The London travel network said it had not spent money on advertising space because it had used TfL-owned or non-reserved commercial display sites which it can access for free.

TfL also said it had not spent any funds on stickers or signs, as Tube stations had been provided with whiteboard posters which “are free as they are produced in-house and printed locally at stations”.

When asked to comment, a TfL spokesperson said: “Since May 2021 we have been working hard to encourage people to get back on public transport to support London’s recovery. A key part of this has been reassuring customers of the cleanliness, safety and reliability of our services.

“These expenses related to previous customer information campaigns on the obligation to wear a face covering on the transport network, as well as documents on the cleanliness and safety of the public transport network.

“The budget also allows for spending in the event of a change in national policy in the next fiscal year that would require additional communication with customers. If lower expenditures are ultimately required, they will be reinvested where needed. »

The Department for Transport declined to comment, but Express.co.uk understands that although the legal requirement to wear face masks on public transport has disappeared, the government would prefer passengers to continue to follow individual operators’ rules. transportation.

Before the pandemic, TfL had an operating deficit of just £300m in 2019/20 and was on track to have a surplus by 2022, “based on continued growth in passenger revenue”, it said. he declared.

As part of the agreement with the Department for Transport for emergency funding, the Mayor and TfL “must raise between an additional £500-1bn a year from 2023/24”.

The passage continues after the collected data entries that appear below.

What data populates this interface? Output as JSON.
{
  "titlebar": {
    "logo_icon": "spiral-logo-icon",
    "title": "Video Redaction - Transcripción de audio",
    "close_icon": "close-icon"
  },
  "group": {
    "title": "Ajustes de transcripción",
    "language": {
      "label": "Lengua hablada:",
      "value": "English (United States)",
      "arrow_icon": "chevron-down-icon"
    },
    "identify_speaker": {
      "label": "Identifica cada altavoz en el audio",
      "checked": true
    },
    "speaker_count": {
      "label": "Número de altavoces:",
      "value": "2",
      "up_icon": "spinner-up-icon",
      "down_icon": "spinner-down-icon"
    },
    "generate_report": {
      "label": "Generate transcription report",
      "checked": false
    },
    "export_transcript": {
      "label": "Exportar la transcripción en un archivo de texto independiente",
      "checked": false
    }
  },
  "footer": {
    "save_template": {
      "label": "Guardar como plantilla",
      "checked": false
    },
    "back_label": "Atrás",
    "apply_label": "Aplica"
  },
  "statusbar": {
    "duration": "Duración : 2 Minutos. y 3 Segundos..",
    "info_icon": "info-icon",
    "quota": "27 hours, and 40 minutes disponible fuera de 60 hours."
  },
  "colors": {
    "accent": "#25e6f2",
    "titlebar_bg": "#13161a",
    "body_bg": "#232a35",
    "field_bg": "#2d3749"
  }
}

On top of that, TfL must decarbonise by 2030 to be in line with the mayor’s and government’s policy on climate change, he said.

According to a February budget update by TfL’s board, the transport network faced a revised deficit of £1.1billion for the year.

He will receive £200million in government grants from Friday April 29 for the next three months, with funding for the rest of the year to be determined.

TfL’s board said a ‘declining’ network, as it was now, meant ‘aging assets which will fail more regularly’, ‘significantly worse performance on the road network’ and the risk of closure of major bridges or tunnels around London.

The board also warned of a risk of ‘major asset reliability issues’ on the Tube which could lead to ‘multi-day closures’, adding: ‘Without certainty of long-term funding, we risk significant disruption due to restrictions and asset closures, which stifle economic recovery and increase lifetime costs.

He noted that Plan B themselves measured had impacted the recovery of service post-pandemic, with demand falling 20% ​​below expected levels for the end of 2021, at 62%. This was followed by a further drop to 44% in Christmas week.